Monday, November 18, 2013

Mama bear instincts

Camden has Sensory Processing Disorder. I don't think I have really discussed this here...I will say first, that Down syndrome, has nothing on SPD. Camden started showing signs of it after his first birthday...loud noises he could not identify caused melt downs, he was scared to death of the elevator for a solid year, his eating routines became progressively worse. It all seemed to peak between one and three...and then he grew out of some issues, and into got a little easier though...because he was learning to cope with some things, and we were learning how to manage his environment. 

So what is sensory processing disorder? 

Sensory Processing Disorder (SPD, formerly known as "sensory integration dysfunction") is a condition that exists when sensory signals don't get organized into appropriate responses. Pioneering occupational therapist and neuroscientist A. Jean Ayres, PhD, likened SPD to a neurological "traffic jam" that prevents certain parts of the brain from receiving the information needed to interpret sensory information correctly. A person with SPD finds it difficult to process and act upon information received through the senses, which creates challenges in performing countless everyday tasks. Motor clumsiness, behavioral problems, anxiety, depression, school failure, and other impacts may result if the disorder is not treated effectively. (

I know that sounds scary...and sometimes it is if I am being completely honest with myself. It is common for children with Down syndrome to have sensory issues, it is also seen in children with autism.  

What this means for Camden: the world is very difficult at times for Camden to understand. At baseball games he needs to be shown and explained why a loud voice is coming from no where (the announcer over the speakers). He can't handle it if there are too many noises bombarding him at once, especially if there is an echo (indoor sporting stadiums). He struggles with things touching the car windows, like the windshield wipers, loud raindrops, the car wash is pretty much a nightmare. Loud restaurants. Once he settles into a routine he does well, really well, but minor changes can make him nervous and he struggles to cope. 

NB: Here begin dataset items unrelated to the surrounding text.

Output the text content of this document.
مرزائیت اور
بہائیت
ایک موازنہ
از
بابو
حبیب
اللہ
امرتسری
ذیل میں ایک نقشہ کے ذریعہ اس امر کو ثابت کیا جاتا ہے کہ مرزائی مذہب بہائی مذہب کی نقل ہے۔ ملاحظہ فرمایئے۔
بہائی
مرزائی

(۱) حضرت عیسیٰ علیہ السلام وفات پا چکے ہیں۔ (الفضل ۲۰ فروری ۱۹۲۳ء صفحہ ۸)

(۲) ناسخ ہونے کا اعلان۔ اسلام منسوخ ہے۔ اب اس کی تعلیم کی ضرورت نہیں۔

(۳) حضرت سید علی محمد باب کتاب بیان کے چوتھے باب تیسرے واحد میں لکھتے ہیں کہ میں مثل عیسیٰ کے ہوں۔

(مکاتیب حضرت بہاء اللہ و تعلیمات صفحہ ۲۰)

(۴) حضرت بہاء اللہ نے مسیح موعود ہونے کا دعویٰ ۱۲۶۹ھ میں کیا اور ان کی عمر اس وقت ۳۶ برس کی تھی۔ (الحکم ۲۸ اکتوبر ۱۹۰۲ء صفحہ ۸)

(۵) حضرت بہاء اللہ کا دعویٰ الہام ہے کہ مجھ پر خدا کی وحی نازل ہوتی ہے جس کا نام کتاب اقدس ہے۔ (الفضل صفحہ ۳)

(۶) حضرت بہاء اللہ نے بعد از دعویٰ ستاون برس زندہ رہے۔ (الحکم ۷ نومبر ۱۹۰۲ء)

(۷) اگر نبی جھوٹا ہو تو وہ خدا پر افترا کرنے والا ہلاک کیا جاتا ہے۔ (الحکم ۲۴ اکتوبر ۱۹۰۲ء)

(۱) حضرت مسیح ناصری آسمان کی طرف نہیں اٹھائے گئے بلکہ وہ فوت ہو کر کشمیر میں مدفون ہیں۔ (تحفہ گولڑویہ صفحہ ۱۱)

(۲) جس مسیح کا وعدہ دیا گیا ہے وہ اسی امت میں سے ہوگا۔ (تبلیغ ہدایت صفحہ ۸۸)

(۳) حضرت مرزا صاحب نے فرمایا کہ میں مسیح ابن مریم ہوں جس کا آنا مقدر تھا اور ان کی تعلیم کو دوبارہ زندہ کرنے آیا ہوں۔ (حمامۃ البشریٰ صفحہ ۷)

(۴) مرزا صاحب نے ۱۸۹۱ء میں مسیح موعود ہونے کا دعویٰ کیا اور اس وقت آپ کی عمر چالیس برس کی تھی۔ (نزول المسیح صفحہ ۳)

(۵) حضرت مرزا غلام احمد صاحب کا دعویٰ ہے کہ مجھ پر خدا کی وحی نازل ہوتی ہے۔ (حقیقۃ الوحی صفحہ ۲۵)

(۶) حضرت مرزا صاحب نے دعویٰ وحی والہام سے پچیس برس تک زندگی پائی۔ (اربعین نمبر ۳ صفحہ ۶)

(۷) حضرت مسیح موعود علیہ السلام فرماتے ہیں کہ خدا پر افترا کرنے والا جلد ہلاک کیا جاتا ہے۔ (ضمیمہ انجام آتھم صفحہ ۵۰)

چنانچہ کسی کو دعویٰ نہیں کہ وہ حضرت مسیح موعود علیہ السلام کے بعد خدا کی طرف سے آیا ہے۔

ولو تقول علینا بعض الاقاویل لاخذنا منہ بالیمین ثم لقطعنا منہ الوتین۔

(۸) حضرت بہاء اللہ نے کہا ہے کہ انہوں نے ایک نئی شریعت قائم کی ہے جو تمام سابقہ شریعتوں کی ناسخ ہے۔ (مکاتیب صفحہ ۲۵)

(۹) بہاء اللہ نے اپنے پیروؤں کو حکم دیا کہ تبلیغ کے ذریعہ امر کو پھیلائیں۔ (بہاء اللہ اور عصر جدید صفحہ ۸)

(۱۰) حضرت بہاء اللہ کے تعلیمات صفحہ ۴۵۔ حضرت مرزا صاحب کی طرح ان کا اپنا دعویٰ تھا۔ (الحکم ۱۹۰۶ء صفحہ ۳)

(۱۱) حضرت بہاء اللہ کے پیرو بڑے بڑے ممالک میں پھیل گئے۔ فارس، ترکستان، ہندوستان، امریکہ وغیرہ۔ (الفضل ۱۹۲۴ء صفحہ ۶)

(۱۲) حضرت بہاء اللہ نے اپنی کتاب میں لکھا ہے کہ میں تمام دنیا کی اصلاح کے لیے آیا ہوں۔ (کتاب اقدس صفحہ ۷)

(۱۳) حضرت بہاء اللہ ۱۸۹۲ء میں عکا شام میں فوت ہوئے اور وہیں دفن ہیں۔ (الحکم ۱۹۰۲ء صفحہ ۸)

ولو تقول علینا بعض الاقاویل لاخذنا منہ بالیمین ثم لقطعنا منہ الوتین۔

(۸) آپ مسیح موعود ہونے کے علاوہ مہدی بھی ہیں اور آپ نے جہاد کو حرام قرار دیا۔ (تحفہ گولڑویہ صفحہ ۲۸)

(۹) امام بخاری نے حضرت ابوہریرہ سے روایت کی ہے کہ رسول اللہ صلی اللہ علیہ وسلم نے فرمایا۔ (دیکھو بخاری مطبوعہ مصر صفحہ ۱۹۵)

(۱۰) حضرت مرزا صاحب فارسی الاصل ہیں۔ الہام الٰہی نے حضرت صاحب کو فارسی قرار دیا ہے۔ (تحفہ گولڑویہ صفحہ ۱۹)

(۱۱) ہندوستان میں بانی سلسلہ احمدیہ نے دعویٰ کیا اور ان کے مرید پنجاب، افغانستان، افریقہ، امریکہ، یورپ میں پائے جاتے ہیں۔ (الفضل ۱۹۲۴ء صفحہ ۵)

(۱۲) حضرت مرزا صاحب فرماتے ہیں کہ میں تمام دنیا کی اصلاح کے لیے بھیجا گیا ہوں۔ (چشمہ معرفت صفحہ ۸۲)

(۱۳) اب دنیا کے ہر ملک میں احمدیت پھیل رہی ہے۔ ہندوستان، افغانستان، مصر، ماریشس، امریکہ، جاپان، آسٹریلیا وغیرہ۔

This morning the bus driver came to pick him up, he LOVES the bus, it's probably his favorite part of the entire week. But the driver didn't have the car seats on the bus today...and Camden always sits in a car seat. He started to get anxious, he wouldn't cooperate for the driver, he wouldn't sit and started to lose it. The bus driver summoned me and let me know what was going on. 

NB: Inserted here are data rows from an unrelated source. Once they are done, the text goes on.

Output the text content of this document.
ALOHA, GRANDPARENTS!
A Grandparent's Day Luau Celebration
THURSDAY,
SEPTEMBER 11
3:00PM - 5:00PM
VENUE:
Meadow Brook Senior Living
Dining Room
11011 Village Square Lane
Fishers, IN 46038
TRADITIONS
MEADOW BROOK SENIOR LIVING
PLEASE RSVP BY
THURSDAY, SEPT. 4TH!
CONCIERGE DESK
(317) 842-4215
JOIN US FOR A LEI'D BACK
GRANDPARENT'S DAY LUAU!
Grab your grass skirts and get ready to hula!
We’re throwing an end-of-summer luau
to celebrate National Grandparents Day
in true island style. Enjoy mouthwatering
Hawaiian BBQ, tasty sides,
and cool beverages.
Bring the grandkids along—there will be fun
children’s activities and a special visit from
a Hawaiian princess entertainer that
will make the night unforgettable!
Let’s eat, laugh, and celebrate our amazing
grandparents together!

My momma bear instincts kicked in and I wanted to let the driver have it. Have you ever dealt with special needs kids before!? You can't just change routines like this!! You can't do this! Now his entire day might be ruined...and who knows if he will recover!? Ugh. 

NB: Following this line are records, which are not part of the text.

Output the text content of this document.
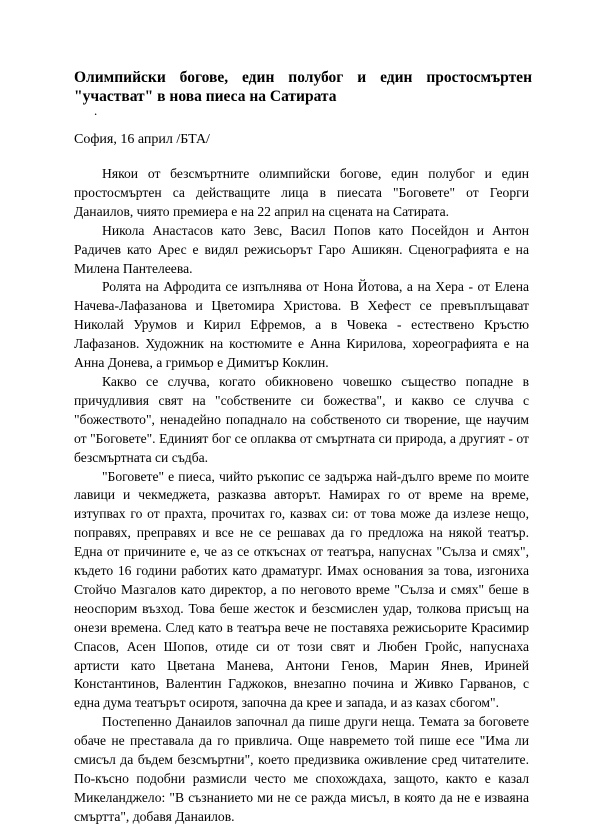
Олимпийски богове, един полубог и един простосмъртен "участват" в нова пиеса на Сатирата
.
София, 16 април /БТА/

Някои от безсмъртните олимпийски богове, един полубог и един простосмъртен са действащите лица в пиесата "Боговете" от Георги Данаилов, чиято премиера е на 22 април на сцената на Сатирата.

Никола Анастасов като Зевс, Васил Попов като Посейдон и Антон Радичев като Арес е видял режисьорът Гаро Ашикян. Сценографията е на Милена Пантелеева.

Ролята на Афродита се изпълнява от Нона Йотова, а на Хера - от Елена Начева-Лафазанова и Цветомира Христова. В Хефест се превъплъщават Николай Урумов и Кирил Ефремов, а в Човека - естествено Кръстю Лафазанов. Художник на костюмите е Анна Кирилова, хореографията е на Анна Донева, а гримьор е Димитър Коклин.

Какво се случва, когато обикновено човешко същество попадне в причудливия свят на "собствените си божества", и какво се случва с "божеството", ненадейно попаднало на собственото си творение, ще научим от "Боговете". Единият бог се оплаква от смъртната си природа, а другият - от безсмъртната си съдба.

"Боговете" е пиеса, чийто ръкопис се задържа най-дълго време по моите лавици и чекмеджета, разказва авторът. Намирах го от време на време, изтупвах го от прахта, прочитах го, казвах си: от това може да излезе нещо, поправях, преправях и все не се решавах да го предложа на някой театър. Една от причините е, че аз се откъснах от театъра, напуснах "Сълза и смях", където 16 години работих като драматург. Имах основания за това, изгониха Стойчо Мазгалов като директор, а по неговото време "Сълза и смях" беше в неоспорим възход. Това беше жесток и безсмислен удар, толкова присъщ на онези времена. След като в театъра вече не поставяха режисьорите Красимир Спасов, Асен Шопов, отиде си от този свят и Любен Гройс, напуснаха артисти като Цветана Манева, Антони Генов, Марин Янев, Ириней Константинов, Валентин Гаджоков, внезапно почина и Живко Гарванов, с една дума театърът осиротя, започна да крее и запада, и аз казах сбогом".

Постепенно Данаилов започнал да пише други неща. Темата за боговете обаче не преставала да го привлича. Още навремето той пише есе "Има ли смисъл да бъдем безсмъртни", което предизвика оживление сред читателите. По-късно подобни размисли често ме спохождаха, защото, както е казал Микеланджело: "В съзнанието ми не се ражда мисъл, в която да не е изваяна смъртта", добавя Данаилов.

But I fought them...instead I climbed on the bus and took the time to explain what was happening to both the driver and to Camden. I showed him the other boys sitting on the seat, I sat on the seat with him, I buckled him in and told him it was his seat belt and would keep him safe just like the car seat did...I let him get out his anxiety and then told him he was still going to school and that everything would be just fine. He gave me a kiss good bye and went on his way.

This isn't always the case...but thankfully Camden is learning to reason and so melt downs can usually (but not always) be avoided. He needs help to understand changes in the world around him, because the world is big and scary for any child...but when the signals aren't working instinctually in your brain and you physically can not make sense of things...well then, things become really difficult. Melt downs can look to outsiders as tantrums...and they are in a way...but there is a deeper meaning behind Camden's behavior (always). 

Today I learned that I can't always step in and make life easy for him. I could have yelled at the driver, given up and taken him to school or let him have the day off...but, Camden needs to learn how to cope with his sensory processing issues, he needs to learn that he can have success even when things are different than his normal. Because that's how life is, people not close to Camden won't know his routines, they won't always understand his melt downs...and he needs to know that it's ok if you are scared or uncomfortable, that things can change and still be fun.

It won't always be as easy as it was today, and there is a fine line between traumatizing a child with SPD and teaching them to cope. But today I feel a little more confident in myself, and my child. Today he had success.